Short-term trading might be a fun way to gamble, but it is by no means a prudent form of investing. Poor market timing can be catastrophic. Particularly in volatile markets.

Day traders and gamblers play an extremely risky game. For investors, there are much smarter options to make volatile markets work in your favour.

Clarity of risk and return
Risk and return are the fundamentals of investing in any asset class. The more clarity an investor has on their risk and return, the better equipped they are to make informed investment decisions.

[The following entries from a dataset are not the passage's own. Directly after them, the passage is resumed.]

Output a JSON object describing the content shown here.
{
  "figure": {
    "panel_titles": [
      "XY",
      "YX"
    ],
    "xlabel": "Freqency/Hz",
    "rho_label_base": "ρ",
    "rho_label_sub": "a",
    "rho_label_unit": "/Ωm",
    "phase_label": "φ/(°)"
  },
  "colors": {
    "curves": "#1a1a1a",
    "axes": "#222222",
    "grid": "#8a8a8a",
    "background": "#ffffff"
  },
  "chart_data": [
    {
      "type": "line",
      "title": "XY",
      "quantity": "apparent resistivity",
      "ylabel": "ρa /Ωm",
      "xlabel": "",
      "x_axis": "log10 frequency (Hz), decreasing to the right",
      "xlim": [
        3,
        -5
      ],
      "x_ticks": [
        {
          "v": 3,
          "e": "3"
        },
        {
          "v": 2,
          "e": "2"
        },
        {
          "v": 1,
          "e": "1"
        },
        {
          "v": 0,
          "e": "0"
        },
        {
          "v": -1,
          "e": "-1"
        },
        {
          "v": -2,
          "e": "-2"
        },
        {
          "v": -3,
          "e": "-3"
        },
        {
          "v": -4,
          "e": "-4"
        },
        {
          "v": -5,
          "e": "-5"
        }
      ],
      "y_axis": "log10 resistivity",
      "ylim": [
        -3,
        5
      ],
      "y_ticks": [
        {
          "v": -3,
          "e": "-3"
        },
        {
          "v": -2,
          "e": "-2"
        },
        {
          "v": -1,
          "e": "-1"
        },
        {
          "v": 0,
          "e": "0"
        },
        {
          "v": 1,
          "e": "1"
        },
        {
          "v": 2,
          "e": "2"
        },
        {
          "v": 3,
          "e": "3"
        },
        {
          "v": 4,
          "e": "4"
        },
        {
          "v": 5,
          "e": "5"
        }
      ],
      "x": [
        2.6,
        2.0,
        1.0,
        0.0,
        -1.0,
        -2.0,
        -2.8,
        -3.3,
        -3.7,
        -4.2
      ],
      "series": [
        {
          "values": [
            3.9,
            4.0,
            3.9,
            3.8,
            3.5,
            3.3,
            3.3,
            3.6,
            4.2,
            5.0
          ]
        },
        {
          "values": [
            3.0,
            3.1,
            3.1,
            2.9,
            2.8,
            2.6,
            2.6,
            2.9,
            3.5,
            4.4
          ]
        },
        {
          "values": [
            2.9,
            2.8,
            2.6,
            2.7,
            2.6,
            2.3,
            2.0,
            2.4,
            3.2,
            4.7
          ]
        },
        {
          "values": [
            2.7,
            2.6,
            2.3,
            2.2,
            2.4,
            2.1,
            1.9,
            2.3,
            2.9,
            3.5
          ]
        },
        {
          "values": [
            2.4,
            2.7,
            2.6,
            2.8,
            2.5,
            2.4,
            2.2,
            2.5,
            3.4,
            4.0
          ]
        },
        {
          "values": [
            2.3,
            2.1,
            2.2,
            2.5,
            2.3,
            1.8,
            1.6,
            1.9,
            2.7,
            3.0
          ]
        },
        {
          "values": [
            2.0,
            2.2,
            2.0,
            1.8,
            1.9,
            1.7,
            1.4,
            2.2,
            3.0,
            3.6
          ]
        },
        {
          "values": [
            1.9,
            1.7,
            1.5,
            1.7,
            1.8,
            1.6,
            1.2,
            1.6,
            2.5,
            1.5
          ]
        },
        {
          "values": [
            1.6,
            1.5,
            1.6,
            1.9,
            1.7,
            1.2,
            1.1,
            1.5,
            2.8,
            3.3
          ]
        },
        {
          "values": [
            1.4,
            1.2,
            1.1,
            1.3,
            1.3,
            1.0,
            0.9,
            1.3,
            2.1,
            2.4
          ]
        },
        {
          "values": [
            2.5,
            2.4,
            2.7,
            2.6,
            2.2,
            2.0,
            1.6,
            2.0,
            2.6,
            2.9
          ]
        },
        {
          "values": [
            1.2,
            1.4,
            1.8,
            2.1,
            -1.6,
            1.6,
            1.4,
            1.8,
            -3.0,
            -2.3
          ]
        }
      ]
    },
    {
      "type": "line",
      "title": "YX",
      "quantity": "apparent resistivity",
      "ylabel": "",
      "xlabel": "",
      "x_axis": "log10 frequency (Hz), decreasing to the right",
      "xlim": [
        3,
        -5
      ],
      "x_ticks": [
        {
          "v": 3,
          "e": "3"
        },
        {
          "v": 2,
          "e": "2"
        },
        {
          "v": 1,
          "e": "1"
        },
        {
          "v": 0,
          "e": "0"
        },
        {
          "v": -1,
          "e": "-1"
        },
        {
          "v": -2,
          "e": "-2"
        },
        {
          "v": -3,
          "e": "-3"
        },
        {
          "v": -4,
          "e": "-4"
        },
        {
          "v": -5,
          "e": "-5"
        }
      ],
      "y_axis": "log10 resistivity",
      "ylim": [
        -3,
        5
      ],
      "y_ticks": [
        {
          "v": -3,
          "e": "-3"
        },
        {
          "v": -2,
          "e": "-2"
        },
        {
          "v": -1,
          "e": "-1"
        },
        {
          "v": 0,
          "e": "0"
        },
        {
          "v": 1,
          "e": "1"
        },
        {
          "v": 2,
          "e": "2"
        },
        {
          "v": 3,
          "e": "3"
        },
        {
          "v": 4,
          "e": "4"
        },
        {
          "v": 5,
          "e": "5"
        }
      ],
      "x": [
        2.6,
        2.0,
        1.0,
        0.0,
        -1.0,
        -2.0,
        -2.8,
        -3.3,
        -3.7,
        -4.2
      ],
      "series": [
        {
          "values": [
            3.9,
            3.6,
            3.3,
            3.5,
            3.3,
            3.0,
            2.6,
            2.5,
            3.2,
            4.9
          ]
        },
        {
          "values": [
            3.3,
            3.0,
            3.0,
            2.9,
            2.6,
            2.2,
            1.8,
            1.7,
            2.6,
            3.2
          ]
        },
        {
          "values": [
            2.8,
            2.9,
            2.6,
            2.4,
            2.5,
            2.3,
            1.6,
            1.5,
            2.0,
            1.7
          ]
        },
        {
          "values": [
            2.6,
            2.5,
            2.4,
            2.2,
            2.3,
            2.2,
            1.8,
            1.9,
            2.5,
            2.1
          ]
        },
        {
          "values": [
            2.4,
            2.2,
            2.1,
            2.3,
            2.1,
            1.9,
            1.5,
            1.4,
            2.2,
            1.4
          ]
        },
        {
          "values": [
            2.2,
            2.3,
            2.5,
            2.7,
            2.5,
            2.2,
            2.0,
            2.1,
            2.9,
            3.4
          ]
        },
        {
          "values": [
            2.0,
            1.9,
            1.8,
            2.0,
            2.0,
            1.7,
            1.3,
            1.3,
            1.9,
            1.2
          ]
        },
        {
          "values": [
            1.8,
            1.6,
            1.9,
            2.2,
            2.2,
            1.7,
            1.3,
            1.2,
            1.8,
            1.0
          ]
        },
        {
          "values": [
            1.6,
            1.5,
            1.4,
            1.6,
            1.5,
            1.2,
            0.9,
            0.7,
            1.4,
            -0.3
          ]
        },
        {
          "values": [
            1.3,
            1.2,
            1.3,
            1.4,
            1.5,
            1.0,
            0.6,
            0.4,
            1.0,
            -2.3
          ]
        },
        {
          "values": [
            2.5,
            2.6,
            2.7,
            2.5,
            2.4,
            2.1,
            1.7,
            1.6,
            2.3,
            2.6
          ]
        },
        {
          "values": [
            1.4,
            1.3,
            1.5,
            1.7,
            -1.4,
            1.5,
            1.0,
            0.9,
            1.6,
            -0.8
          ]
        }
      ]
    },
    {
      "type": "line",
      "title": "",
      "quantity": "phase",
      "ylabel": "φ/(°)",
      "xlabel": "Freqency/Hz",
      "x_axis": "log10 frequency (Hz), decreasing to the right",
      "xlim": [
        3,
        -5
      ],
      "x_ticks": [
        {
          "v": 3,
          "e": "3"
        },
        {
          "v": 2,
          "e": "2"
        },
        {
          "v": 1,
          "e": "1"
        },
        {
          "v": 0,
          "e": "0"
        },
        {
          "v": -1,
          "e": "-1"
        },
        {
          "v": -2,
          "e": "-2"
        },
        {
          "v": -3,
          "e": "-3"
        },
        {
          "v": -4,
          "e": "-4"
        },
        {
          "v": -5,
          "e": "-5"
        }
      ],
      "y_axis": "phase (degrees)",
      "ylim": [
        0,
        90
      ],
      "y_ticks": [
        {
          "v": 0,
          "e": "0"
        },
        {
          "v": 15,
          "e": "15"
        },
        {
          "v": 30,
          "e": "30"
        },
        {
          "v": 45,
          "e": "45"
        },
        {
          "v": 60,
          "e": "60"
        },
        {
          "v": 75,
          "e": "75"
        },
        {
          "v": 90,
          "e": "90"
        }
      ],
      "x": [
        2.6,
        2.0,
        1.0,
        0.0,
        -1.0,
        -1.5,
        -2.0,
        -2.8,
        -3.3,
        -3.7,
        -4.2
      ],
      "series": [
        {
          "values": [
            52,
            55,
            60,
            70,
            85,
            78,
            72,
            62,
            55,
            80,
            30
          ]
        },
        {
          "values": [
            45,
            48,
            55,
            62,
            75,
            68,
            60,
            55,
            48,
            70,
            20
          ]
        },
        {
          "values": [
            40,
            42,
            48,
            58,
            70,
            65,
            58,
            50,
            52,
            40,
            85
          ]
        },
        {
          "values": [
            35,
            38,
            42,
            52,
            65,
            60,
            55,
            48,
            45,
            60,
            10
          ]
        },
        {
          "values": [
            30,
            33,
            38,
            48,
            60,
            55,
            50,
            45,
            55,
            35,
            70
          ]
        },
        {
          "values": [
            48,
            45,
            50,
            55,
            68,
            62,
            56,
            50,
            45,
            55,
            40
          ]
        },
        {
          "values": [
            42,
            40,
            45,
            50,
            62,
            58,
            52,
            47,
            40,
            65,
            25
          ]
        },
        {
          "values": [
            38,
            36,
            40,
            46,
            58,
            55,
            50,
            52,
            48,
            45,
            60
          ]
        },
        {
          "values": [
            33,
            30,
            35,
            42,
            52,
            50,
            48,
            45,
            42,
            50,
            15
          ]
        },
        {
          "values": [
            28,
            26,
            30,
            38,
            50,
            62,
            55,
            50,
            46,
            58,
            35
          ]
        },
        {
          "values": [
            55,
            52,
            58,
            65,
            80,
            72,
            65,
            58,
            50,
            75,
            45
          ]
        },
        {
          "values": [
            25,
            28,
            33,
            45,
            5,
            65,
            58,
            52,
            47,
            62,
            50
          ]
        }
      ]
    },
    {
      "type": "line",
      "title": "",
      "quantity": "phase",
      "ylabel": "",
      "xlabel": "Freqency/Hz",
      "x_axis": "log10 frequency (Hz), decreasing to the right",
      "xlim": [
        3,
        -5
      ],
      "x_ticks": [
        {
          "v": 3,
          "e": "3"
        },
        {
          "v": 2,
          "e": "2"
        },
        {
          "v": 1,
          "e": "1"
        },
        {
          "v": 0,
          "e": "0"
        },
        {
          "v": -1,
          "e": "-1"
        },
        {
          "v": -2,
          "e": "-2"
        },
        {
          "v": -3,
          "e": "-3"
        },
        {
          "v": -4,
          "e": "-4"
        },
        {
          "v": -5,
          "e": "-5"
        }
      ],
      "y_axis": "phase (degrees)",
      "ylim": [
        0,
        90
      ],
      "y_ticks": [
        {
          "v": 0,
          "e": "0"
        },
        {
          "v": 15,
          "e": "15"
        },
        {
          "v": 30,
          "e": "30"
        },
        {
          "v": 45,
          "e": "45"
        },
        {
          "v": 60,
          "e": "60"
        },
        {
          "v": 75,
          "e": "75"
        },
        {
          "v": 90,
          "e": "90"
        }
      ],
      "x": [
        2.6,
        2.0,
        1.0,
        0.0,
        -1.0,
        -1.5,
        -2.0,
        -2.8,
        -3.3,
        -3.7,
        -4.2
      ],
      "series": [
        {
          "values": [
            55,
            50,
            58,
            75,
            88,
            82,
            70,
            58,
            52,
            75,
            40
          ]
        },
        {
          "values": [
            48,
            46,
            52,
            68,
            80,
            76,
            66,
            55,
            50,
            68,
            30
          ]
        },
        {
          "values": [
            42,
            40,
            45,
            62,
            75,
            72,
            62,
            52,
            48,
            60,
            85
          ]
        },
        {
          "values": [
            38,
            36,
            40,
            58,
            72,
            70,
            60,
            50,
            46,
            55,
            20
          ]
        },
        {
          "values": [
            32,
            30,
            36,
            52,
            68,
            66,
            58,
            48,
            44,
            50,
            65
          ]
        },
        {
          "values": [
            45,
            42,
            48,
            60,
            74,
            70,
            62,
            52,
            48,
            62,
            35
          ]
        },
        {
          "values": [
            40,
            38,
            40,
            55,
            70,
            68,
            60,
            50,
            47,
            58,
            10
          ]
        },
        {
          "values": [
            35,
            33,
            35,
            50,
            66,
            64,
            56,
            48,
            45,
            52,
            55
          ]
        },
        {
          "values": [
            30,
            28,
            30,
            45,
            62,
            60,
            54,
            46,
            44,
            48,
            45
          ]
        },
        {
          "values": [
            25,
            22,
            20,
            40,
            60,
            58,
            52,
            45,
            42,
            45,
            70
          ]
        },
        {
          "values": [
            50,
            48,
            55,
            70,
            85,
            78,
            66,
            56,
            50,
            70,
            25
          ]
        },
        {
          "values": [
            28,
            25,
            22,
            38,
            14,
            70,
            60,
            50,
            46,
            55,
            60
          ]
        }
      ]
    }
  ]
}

Throwing wild bets at the market may work when share prices are rallying. But as we have seen in recent weeks, markets remain incredibly volatile and linked to an ever-changing news cycle.

The economic impact of COVID-19 remains unknown. Infection rates have started to rise again in Victoria, and we have already seen tighter lockdown measures imposed as a result. Smart investors demand more certainty than ever and are looking for ways to navigate this volatility.

Structured products provide greater certainty of risk and return. The product is linked to a basket of blue-chip bank shares that have strong revenues, market share, balance sheet and the ability to withstand further shocks to the economy. An investor’s capital is only at risk if the shares fall by 40 per cent from current levels and this is only measured at maturity. 

Unlike direct equities, ETFs and hybrids, structured products are purpose-built around investment themes and provide significant downside protection.

As volatility persists, gamblers and day traders will continue to blindly play the stock market in the hope of winning big. Smart investors have their money in structured products, where risk and reward are clear.